Wow! When Russell first suggest this story I thought "Great! Monsters! And Halloween's right around the corner, this is perfect!" What I got was definitely not what I was expecting. I had envisioned monsters like vampires and werewolves and gill-men. What I got was space Tarzan and his army of Godzilla movie rejects. It was still fun, with all the Silver Age tropes I've come to expect, but I have to say it's not one of my favorites. It seemed like Edmond Hamilton played the cat and mouse game between heroes and villain too much and too predictably. I mean every time the Legion had Monster Master in their grasp he got away...three times! That said, I did enjoy the irony there at the end. The guy seeking revenge for rejection, destroyed by a creature he rejected...a twist worthy of Rod Serling and The Twilight Zone!
See you in the future!
Status:
This story has been reprinted in The Legion of Super-Heroes Archives Vol. 2 and Showcase Presents: The Legion Vol 1.
Let's not rag on Bouncing Boy here. He actually does a very good job beating the Earthquake Beast. Sure, being able to inflate his body and bounce like a rubber ball may not be as obviously powerful as heat-projection or bodily morphing. But, it DOES require him to get into the thick of things to be effective, which Chuck often does, here and in future stories. He has to endanger himself bodily for his power to have its maximum impact (sorry). That he does so without hesitation is the mark of a hero.
ReplyDeleteAnd don't you just love the 30th Century chivalry of Brainiac 5? Excluding Saturn Girl from the final fight "because it's too risky a mission for a girl". Even after she was essential in locating Monster Master in the first place and likely could have controlled the Earthquake Beast mentally, as she has done before to other creatures, and been just as effective as Bouncing Boy.

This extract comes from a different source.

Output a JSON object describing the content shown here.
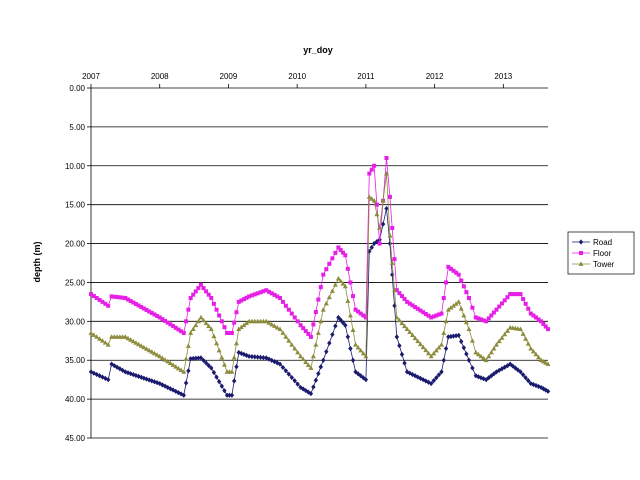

I think that this is the first case of "try-out" gone wrong that we see. The Legion try-outs were a great source of "comic" relief and this story turned that on its head. We do see other rejected applicants go to "the dark side" but I think that this was a rare instance of it happening right away.
ReplyDeleteThis story was also reprinted in Adventure Comics #500 (June, '83), which I picked up (at a used book store that also sold used comic books) in '85 and still have; 500 was all-Legion issue, part of a series that re-published all the early Legion stories until Adventure Comics' demise with issue #503. The inside back cover contained commentary on the Legion stories by no less than the then-DC Veep of Operations Paul Levitz, who described Adventure 309 as a milestone issue, since it was the first issue of Adventure with most (almost two-thirds) of the pages devoted to the Legion (the rest were the cover-Superboy story) and the Legion's first battle against a super-villain, tho' one could argue that the group battled Luthor in issue 300.
ReplyDeleteI find it "ironical" that the Legion, at story's end, realized that rejection caused the Jungle King/Monster Master to turn on them, and yet, later, the Legion earned some renown for the rude ways they turned away applicants to their group in future issues.
ReplyDeleteRainbow Girl how amazing dont quilify but dose get a anti gravity belt at least she dont go without a prize
ReplyDeleteThe Superboy story in this issue also features Brainiac 5 pretending to be Clark Kent as Legionnaires often did at that time.